Thursday, June 18, 2009

Peering into My Future through My Elder Jesuit Brothers

Over the past two weeks, I have been spending a bit of time with the Jesuits in our infirmary here in Spokane, WA. Most have more than triple my own life experience. All of them, having ministered to others for so much of their Jesuit life, now rely on the help of others to fulfill their own basic needs.

One day, if I make it to that point, I too will need others' hands to be my own, to do the things I will not be able to do myself.

It is a humbling experience to be in the presence of these men. As people who greatly value our own independence, our encounter with those who have lost these facilities gives us pause to reflect on our own life, our own humanity, our own mortality.

They, too, were young once.

A few days ago, I accompanied one of the Jesuits to his eye appointment. The doctor had put yellow dye in his eye for whatever reason--I'm not a doctor, hell if I know why. When he came out, I thought it was one of the coolest things I had seen. It was like he had some inherent mutant powers that were just beginning to manifest in his old age. Storm's eyes become cloudy just before lightning strikes--I teased what supernatural occurrence might come our way. Well, later that day, I went out for a walk with him and asked him about the appointment. By that time, however, he had forgotten that he had gone to the eye doctor and asked me multiple times what day it was. He could tell me stories about events 30-40 years ago with amazing clarity, but the recent past becomes all but forgotten. He was a military chaplain who, in his career, received (if I can remember correctly) four purple hearts. I brought him around GU campus--to reflect at the statue of Ignatius at Cardoner, to contemplate the influence of Fr. DeSmet as one of the first people to venture out to the Northwest, to marvel at the simple beauties of nature on campus, finding God in the midst of it all. As we neared the end of our walk, I told him: "well, you can't help now but cherish the present moment. I'll remember it for the both of us--at least to the best of my ability!" It's a young memory, so it'll probably keep better.
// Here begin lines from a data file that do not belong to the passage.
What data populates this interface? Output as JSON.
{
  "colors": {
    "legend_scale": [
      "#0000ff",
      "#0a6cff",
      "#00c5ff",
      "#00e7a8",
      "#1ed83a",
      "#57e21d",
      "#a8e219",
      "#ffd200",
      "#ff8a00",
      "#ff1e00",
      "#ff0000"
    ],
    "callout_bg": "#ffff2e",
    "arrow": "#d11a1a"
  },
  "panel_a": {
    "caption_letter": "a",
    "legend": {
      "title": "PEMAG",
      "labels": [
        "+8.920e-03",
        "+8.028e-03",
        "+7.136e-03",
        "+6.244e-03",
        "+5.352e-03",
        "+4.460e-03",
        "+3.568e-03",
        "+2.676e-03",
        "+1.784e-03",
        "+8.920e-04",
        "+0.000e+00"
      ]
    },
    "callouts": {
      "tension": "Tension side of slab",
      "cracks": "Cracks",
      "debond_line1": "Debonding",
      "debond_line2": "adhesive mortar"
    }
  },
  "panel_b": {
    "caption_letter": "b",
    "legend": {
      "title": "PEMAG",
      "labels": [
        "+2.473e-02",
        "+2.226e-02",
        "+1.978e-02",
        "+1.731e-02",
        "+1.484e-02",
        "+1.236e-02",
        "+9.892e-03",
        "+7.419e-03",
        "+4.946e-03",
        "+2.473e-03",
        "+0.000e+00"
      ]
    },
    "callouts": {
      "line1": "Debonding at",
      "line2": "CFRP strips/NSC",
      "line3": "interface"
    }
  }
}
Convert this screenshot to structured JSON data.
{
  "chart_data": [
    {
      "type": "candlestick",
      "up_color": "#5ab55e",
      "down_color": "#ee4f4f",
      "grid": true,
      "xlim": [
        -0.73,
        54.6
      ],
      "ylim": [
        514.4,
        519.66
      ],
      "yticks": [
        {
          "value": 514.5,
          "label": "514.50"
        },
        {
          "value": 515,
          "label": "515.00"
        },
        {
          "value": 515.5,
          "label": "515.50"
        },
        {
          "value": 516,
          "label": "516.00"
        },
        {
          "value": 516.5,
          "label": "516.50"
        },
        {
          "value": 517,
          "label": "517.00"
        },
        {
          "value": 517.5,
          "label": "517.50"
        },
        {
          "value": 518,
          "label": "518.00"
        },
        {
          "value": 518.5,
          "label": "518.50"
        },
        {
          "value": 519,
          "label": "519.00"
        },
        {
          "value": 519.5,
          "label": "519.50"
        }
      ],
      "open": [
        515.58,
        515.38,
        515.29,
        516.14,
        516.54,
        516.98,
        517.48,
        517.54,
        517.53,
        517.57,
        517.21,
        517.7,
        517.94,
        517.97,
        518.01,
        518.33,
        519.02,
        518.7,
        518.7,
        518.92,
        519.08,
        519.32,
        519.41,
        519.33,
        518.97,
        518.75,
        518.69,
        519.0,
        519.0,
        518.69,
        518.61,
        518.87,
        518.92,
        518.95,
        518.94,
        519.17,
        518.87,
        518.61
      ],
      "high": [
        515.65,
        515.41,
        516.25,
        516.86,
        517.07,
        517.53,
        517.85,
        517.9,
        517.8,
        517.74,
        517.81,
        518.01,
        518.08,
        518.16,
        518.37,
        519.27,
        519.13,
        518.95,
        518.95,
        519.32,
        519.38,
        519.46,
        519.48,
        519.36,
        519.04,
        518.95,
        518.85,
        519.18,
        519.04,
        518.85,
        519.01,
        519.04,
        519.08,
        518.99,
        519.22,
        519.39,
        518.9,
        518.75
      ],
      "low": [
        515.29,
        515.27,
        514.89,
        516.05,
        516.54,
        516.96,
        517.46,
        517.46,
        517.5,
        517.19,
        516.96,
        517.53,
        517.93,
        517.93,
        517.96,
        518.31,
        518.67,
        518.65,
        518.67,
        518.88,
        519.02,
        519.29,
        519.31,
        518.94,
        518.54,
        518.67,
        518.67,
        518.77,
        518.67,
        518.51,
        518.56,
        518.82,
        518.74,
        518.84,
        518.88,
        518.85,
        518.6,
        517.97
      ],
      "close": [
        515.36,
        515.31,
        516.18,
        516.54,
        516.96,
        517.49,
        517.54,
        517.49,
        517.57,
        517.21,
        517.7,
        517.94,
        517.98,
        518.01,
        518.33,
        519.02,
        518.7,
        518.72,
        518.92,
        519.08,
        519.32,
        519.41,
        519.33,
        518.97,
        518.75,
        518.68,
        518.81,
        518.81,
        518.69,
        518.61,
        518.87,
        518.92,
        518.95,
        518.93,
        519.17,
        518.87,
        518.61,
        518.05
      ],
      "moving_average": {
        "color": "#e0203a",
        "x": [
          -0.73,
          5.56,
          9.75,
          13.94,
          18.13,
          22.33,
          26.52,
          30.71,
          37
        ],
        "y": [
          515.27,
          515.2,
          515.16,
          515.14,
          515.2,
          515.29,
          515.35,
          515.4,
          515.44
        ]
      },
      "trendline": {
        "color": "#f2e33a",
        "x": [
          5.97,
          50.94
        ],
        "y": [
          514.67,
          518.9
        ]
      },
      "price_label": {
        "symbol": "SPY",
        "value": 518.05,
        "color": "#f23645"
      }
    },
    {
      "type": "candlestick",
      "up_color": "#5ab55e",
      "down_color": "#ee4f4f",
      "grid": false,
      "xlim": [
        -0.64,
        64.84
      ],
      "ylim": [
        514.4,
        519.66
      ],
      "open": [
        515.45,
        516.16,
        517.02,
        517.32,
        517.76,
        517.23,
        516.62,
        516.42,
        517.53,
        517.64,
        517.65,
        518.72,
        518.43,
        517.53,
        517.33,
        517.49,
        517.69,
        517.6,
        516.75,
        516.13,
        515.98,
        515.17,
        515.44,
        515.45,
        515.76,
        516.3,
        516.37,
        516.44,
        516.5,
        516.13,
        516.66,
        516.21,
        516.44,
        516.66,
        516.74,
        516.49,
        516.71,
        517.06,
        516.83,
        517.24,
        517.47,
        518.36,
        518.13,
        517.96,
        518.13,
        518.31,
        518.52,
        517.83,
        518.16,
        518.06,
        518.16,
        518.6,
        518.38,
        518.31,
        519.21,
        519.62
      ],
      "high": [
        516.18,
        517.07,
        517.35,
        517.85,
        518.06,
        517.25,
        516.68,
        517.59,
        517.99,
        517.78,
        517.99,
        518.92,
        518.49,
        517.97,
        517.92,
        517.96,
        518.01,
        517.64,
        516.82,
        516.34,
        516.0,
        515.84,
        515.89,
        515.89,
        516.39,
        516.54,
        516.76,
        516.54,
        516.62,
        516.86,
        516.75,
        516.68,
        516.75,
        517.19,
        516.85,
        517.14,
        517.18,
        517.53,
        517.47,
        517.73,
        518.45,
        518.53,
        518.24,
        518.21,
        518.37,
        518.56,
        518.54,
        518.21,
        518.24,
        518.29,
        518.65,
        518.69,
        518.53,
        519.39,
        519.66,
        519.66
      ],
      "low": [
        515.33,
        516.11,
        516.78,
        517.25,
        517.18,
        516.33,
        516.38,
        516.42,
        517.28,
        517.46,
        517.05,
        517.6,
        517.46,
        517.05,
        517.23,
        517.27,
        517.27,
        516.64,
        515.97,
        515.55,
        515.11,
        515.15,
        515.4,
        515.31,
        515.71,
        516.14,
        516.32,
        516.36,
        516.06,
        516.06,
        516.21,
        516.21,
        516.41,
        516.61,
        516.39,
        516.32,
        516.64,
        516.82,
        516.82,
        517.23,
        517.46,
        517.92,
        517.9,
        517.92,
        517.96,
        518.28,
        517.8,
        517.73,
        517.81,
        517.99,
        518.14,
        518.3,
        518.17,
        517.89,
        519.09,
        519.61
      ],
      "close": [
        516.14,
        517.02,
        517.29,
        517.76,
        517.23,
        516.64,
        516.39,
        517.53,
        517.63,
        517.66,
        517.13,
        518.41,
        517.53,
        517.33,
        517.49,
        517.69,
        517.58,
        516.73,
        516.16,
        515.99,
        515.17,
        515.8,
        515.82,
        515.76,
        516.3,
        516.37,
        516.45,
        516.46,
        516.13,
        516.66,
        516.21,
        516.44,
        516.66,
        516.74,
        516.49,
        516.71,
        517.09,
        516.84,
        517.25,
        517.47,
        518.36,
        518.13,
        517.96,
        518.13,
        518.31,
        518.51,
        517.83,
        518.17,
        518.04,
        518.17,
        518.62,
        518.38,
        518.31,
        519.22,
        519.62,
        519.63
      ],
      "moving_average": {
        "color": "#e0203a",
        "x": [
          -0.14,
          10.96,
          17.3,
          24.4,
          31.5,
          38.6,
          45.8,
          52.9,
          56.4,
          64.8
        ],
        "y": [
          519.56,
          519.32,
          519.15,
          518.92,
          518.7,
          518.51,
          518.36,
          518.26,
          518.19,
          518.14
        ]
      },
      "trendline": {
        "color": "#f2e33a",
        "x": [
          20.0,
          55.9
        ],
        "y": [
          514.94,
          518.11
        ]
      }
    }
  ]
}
All of these men have served in tremendous ways, and I don't think I will ever truly know what their life was like before my first encounter with them--who they have touched, what they have built in their lifetime. Yet, towards the end of their life, the elderly among us all too often become the forgotten. As the young go out to build memories, I think the old yearn to share their own--for those who will listen. But, I think they also enjoy hearing our stories as well--I think sometimes it makes them feel young again to see the life and energy of budding youth.

I've imagined myself if/when I reach old age--it's difficult not to when you become involved in the infirmary. What will sustain me? Where will I find life? I imagine that it is at this time, more than ever, that we find ourselves turning to our faith, relying in God. I can't help but think about Pedro Arrupe and his famous words after experiencing a debilitating stroke--words that continue to be incredibly moving and powerful for me. I will let his words end my post today:

More than ever I find myself in the hands of God.
This is what I have wanted all my life from my youth.

But now there is a difference;
the initiative is entirely with God.

It is indeed a profound spiritual experience
to know and feel myself so totally in God's hands.